LAS CATARATAS DEL IGUAZU - Eduardo A. Holmberg


La masa de agua que corre por el Iguazú se precipita en el abismo, ofreciendo, por un instante, a quien la contempla, su color verdoso. Mas apenas comienza su caída, el aire penetra al ofrecerle su resistencia y la convierte en espumas. Por todas partes desborda su caudal el poderoso río, no bien aparece una depresión en el borde de su cuenca, y como la resistencia del aire aumenta por la velocidad creciente de la caída, sutiles vapores se levantan del fondo bullidor en que cayeron las espumas, formando como nubes tenues o nieblas espesas, a las que el sol de la mañana envía su cálido mensaje de colores.

Todo es glorioso allí.
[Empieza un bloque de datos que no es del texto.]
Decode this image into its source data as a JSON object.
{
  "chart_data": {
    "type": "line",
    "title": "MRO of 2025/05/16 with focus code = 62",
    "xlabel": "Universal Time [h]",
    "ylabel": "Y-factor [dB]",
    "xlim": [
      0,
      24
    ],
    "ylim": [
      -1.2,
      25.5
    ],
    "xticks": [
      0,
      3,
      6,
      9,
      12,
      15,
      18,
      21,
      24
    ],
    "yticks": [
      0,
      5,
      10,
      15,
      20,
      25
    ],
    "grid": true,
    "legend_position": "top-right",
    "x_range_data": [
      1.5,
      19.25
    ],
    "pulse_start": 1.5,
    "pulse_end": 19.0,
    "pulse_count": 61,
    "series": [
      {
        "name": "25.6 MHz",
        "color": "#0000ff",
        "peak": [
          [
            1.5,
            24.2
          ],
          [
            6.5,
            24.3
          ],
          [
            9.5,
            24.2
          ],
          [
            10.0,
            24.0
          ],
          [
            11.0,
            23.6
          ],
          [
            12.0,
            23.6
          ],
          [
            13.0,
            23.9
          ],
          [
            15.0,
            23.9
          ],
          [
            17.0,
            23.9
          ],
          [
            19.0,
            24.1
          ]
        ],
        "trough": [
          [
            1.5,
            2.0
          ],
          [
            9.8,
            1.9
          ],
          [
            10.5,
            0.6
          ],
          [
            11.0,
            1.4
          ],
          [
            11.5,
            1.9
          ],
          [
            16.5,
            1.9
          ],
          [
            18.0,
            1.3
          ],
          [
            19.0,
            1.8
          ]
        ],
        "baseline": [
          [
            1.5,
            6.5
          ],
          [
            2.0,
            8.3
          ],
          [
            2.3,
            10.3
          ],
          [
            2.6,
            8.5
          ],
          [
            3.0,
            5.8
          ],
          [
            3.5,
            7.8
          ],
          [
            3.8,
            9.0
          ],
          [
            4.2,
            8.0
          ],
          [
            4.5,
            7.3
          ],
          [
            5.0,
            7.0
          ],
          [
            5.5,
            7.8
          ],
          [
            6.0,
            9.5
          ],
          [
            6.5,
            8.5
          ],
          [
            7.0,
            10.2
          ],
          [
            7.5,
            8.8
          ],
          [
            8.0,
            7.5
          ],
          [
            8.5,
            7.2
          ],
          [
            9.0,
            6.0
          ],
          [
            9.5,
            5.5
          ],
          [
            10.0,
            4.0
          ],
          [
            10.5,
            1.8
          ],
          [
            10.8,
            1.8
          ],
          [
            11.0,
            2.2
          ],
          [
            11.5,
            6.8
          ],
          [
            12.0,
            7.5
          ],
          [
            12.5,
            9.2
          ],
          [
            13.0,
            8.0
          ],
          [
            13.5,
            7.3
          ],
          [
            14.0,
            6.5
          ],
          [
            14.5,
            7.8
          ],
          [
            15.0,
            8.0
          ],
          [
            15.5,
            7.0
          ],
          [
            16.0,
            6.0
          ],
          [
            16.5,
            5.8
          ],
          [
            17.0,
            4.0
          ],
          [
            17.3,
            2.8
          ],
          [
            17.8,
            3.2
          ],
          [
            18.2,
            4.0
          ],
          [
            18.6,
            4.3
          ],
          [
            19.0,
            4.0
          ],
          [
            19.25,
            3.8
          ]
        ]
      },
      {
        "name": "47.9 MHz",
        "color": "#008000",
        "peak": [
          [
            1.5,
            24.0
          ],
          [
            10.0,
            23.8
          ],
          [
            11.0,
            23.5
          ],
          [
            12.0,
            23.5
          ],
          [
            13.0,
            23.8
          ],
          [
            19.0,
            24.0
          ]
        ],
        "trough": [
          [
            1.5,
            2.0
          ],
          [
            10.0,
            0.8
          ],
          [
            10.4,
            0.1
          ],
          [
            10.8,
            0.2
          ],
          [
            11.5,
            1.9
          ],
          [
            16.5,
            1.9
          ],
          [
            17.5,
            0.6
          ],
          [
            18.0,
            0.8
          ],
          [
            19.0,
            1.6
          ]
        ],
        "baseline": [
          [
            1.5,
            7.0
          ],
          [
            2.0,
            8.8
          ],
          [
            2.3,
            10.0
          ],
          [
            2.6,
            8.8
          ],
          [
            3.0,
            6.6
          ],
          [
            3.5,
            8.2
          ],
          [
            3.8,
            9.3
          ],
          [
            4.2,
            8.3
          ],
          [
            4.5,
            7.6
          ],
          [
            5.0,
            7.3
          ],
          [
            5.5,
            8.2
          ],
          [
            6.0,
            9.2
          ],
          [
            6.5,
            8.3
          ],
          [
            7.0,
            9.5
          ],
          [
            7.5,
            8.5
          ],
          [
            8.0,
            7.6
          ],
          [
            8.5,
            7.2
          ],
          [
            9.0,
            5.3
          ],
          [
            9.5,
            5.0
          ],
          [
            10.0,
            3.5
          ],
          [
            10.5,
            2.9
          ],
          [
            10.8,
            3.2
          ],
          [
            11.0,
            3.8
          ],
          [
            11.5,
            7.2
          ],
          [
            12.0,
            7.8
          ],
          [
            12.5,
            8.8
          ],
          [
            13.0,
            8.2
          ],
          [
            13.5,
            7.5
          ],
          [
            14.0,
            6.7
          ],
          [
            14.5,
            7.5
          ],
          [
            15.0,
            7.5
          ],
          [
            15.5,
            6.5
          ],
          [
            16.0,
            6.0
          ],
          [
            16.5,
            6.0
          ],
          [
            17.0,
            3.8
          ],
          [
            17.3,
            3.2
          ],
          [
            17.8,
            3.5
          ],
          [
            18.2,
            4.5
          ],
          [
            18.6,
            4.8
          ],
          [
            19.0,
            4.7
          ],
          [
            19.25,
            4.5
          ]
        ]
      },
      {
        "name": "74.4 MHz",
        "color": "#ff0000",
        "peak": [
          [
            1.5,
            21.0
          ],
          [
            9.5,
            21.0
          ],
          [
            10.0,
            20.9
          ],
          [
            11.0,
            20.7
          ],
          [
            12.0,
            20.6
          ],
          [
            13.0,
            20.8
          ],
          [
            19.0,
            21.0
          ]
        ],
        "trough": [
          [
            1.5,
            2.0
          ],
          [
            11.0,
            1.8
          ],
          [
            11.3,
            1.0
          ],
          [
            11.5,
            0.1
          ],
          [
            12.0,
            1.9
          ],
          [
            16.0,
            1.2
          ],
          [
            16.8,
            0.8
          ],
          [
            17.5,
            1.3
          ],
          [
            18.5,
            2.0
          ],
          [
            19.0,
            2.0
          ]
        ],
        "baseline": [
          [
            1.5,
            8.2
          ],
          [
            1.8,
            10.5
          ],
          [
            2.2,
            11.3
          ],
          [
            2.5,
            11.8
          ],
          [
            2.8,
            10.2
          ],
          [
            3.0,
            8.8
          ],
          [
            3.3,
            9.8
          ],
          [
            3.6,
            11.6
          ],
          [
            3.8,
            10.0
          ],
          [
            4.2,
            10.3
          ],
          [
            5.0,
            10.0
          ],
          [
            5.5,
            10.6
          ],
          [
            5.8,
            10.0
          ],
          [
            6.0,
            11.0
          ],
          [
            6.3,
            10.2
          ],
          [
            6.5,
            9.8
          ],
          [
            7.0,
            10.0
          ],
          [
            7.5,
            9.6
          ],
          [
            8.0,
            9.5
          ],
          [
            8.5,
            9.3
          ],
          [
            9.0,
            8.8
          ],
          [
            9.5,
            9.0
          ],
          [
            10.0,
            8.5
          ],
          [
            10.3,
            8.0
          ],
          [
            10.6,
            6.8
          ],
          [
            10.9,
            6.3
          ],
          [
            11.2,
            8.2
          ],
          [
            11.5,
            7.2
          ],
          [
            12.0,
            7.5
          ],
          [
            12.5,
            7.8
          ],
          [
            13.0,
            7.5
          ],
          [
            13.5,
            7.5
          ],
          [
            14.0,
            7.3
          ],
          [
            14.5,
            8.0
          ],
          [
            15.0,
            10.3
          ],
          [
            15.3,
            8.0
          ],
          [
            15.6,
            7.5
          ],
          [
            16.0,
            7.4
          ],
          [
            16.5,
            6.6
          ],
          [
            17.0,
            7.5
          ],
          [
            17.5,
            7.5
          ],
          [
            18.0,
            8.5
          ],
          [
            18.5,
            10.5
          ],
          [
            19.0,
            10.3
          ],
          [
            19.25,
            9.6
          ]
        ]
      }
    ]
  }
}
Una vegetación lozana y vigorosa arraigada entre las rocas volcánicas por las cuales se deslizan los torrentes y arroyos, ora salpicando los troncos de los árboles, ora las grandes piedras que los torrentes arrastraron en el tumulto de su caída. El verde variado de las hojas se destaca sobre el rojizo oscuro de las moles pétreas; las flores embalsaman el ambiente húmedo y tibio de la mañana; las nubecillas de vapor suavizan, al interponerse, lo duro de los tonos. Pero allí está el arco iris, aire luminoso, a través de cuyas amplias cintas se perciben el contorno y el movimiento, pero nuevo, indefinible, luz de lo irreal, cielo del hada invisible que en la noche de los tiempos estampó su varilla mágica en la cuna de este cuadro de belleza incomparable.

Un cielo puro y azul, como un dosel divino, tiende sobre el cuadro su concavidad infinita, y un hondo rumor, inmenso, continuo, se levanta de las profundidades del abismo saludando la majestad del cielo que lo cubre y lo contiene.